Looking away from the stone bench, the second terrace opens to the house and a pleasant sitting out area with four fine blue chairs.
And then, a look back reveals more of the terrace …
… and its parallel borders.
This is a particularly magical pairing, again unexpected, of Pycnanthemum muticum and a pale pink Sanguisorba.
Returning to the opposite end and continuing through the arbor, you enter …
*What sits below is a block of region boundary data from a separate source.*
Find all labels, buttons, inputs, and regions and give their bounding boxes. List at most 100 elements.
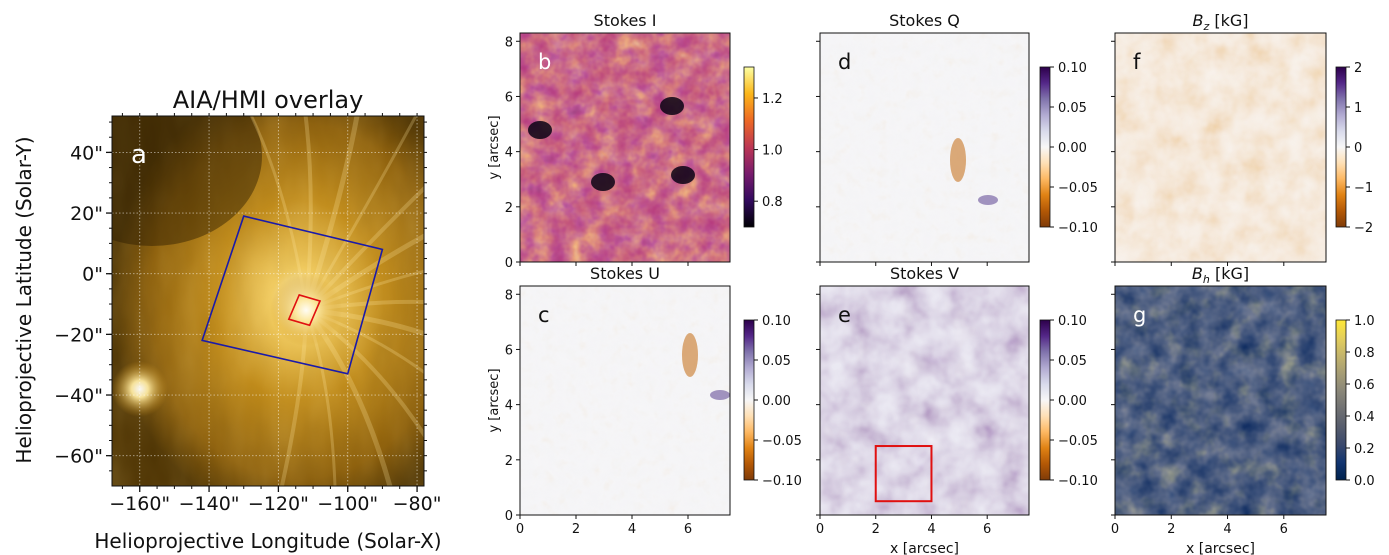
panel-a: −160" −140" −120" −100" −80" 40" 20" 0" −20" −40"… (12, 86, 442, 553)
colorbar-tick-label: 0.10 (762, 314, 791, 329)
x-axis-label: x [arcsec] (890, 541, 959, 555)
panel-letter: e (838, 303, 851, 327)
x-tick-label: 0 (516, 522, 524, 537)
colorbar-tick-label: 0.8 (762, 195, 783, 210)
panel-letter: g (1133, 303, 1146, 327)
x-tick-label: 6 (684, 522, 692, 537)
y-tick-label: 4 (505, 146, 513, 161)
colorbar-gradient (1039, 66, 1051, 228)
panel-f: Bz [kG] f 2 1 0 −1 −2 (1111, 11, 1373, 266)
y-tick-label: 0" (82, 264, 103, 286)
colorbar-tick-label: 0.6 (1354, 378, 1375, 393)
panel-g: 0 2 4 6 Bh [kG] g x [arcsec] 1.0 0.8 0.6 0.4 0.2 0.0 (1111, 264, 1375, 555)
heatmap-image (1115, 286, 1326, 515)
y-tick-label: 8 (505, 288, 513, 303)
heatmap-image (820, 33, 1029, 262)
y-tick-label: 40" (70, 142, 103, 164)
panel-b: 0 2 4 6 8 Stokes I b y [arcsec] 0.8 1.0 1.2 (487, 11, 783, 271)
y-axis-label: y [arcsec] (487, 368, 502, 432)
colorbar-gradient (743, 319, 755, 481)
colorbar-tick-label: 0.10 (1058, 314, 1087, 329)
heatmap-image (520, 33, 730, 262)
colorbar: 1.0 0.8 0.6 0.4 0.2 0.0 (1335, 314, 1375, 489)
panel-c: 0 2 4 6 0 2 4 6 8 Stokes U c y [arcsec] 0.10 0.05 0.00… (487, 264, 802, 537)
title-unit: [kG] (1209, 11, 1248, 30)
x-axis-label: x [arcsec] (1186, 541, 1255, 555)
title-symbol: B (1193, 11, 1204, 30)
x-tick-label: −80" (393, 493, 442, 515)
colorbar: 0.10 0.05 0.00 −0.05 −0.10 (1039, 61, 1098, 236)
colorbar-tick-label: 1 (1354, 101, 1362, 116)
colorbar-tick-label: −0.10 (762, 474, 802, 489)
colorbar-gradient (743, 66, 755, 228)
x-tick-label: 4 (628, 522, 636, 537)
colorbar-tick-label: −0.05 (1058, 434, 1098, 449)
y-tick-label: −40" (54, 385, 103, 407)
panel-letter: c (538, 303, 550, 327)
x-axis-label: Helioprojective Longitude (Solar-X) (94, 529, 441, 553)
y-axis-label: y [arcsec] (487, 115, 502, 179)
panel-letter: f (1133, 50, 1141, 74)
colorbar-tick-label: 0.0 (1354, 474, 1375, 489)
x-tick-label: −100" (317, 493, 378, 515)
heatmap-image (520, 286, 730, 515)
title-subscript: z (1202, 20, 1209, 33)
x-tick-label: 2 (572, 522, 580, 537)
panel-letter: d (838, 50, 851, 74)
y-tick-label: −20" (54, 324, 103, 346)
colorbar-tick-label: −0.05 (1058, 181, 1098, 196)
y-tick-label: −60" (54, 446, 103, 468)
panel-title: Bh [kG] (1192, 264, 1249, 286)
zoom-region-box (874, 445, 933, 503)
panel-title: Bz [kG] (1193, 11, 1249, 33)
colorbar-tick-label: −1 (1354, 181, 1373, 196)
colorbar-tick-label: 0.10 (1058, 61, 1087, 76)
colorbar-tick-label: 1.2 (762, 92, 783, 107)
panel-title: Stokes I (594, 11, 657, 30)
heatmap-image (820, 286, 1029, 515)
colorbar-tick-label: 0.8 (1354, 346, 1375, 361)
colorbar-tick-label: 0.2 (1354, 442, 1375, 457)
colorbar-tick-label: 1.0 (762, 144, 783, 159)
colorbar-tick-label: 0.00 (1058, 141, 1087, 156)
colorbar-tick-label: 0.05 (1058, 354, 1087, 369)
hmi-fov-box (201, 215, 384, 375)
zoom-region-box (287, 293, 322, 327)
panel-d: Stokes Q d 0.10 0.05 0.00 −0.05 −0.10 (816, 11, 1098, 266)
x-tick-label: 2 (1167, 522, 1175, 537)
y-tick-label: 2 (505, 201, 513, 216)
colorbar-tick-label: 1.0 (1354, 314, 1375, 329)
colorbar-tick-label: 0.4 (1354, 410, 1375, 425)
colorbar-tick-label: −0.10 (1058, 221, 1098, 236)
colorbar-tick-label: 0.05 (762, 354, 791, 369)
title-subscript: h (1203, 273, 1210, 286)
colorbar-tick-label: −0.10 (1058, 474, 1098, 489)
x-tick-label: −120" (248, 493, 309, 515)
y-tick-label: 4 (505, 399, 513, 414)
x-tick-label: −140" (179, 493, 240, 515)
x-tick-label: −160" (109, 493, 170, 515)
panel-title: Stokes Q (889, 11, 960, 30)
colorbar: 0.8 1.0 1.2 (743, 66, 783, 228)
y-tick-label: 0 (505, 256, 513, 271)
colorbar: 0.10 0.05 0.00 −0.05 −0.10 (743, 314, 802, 489)
grid (112, 116, 424, 486)
colorbar-gradient (1335, 66, 1347, 228)
y-tick-label: 6 (505, 90, 513, 105)
colorbar-tick-label: 0.00 (762, 394, 791, 409)
y-tick-label: 0 (505, 509, 513, 524)
colorbar-tick-label: −0.05 (762, 434, 802, 449)
colorbar-tick-label: 0 (1354, 141, 1362, 156)
colorbar: 2 1 0 −1 −2 (1335, 61, 1373, 236)
panel-letter: b (538, 50, 551, 74)
panel-title: Stokes V (890, 264, 959, 283)
y-tick-label: 8 (505, 35, 513, 50)
x-tick-label: 0 (1111, 522, 1119, 537)
x-tick-label: 6 (983, 522, 991, 537)
panel-title: AIA/HMI overlay (173, 86, 364, 114)
colorbar: 0.10 0.05 0.00 −0.05 −0.10 (1039, 314, 1098, 489)
colorbar-tick-label: 0.00 (1058, 394, 1087, 409)
x-tick-label: 4 (1223, 522, 1231, 537)
panel-e: 0 2 4 6 Stokes V e x [arcsec] 0.10 0.05 0.00 −0.05… (816, 264, 1098, 555)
… the woodland garden. Michael chose a dramatic contrast to the existing background trees, planting a Cercidiphyllum as the focal point of the lowest garden. The contrast in foliage, texture, and color is strong enough to define the space, even without other plantings.
But there are many other plantings (shown below) … and this part of the garden is still a work in progress.
Though I’ve known Michael for several years, and looked at photos of his garden many times, the emotional effect of his hillside site was a total surprise, as were many of the details in the garden. And lest I be misunderstood, I don’t “read” the garden as a reference to the myth of Persephone (though it may be), but as a broader, deeper, more archetypal human response to movement downward then back up through a beautiful garden.
As a final note, I mention the beauty of Michael’s fine cultivar of Bergenia, which more than one gardener envies! It is exemplary of the care and deliberation with which he selects his plants, and designs his garden.
Michael blogs at The Gardener’s Eye.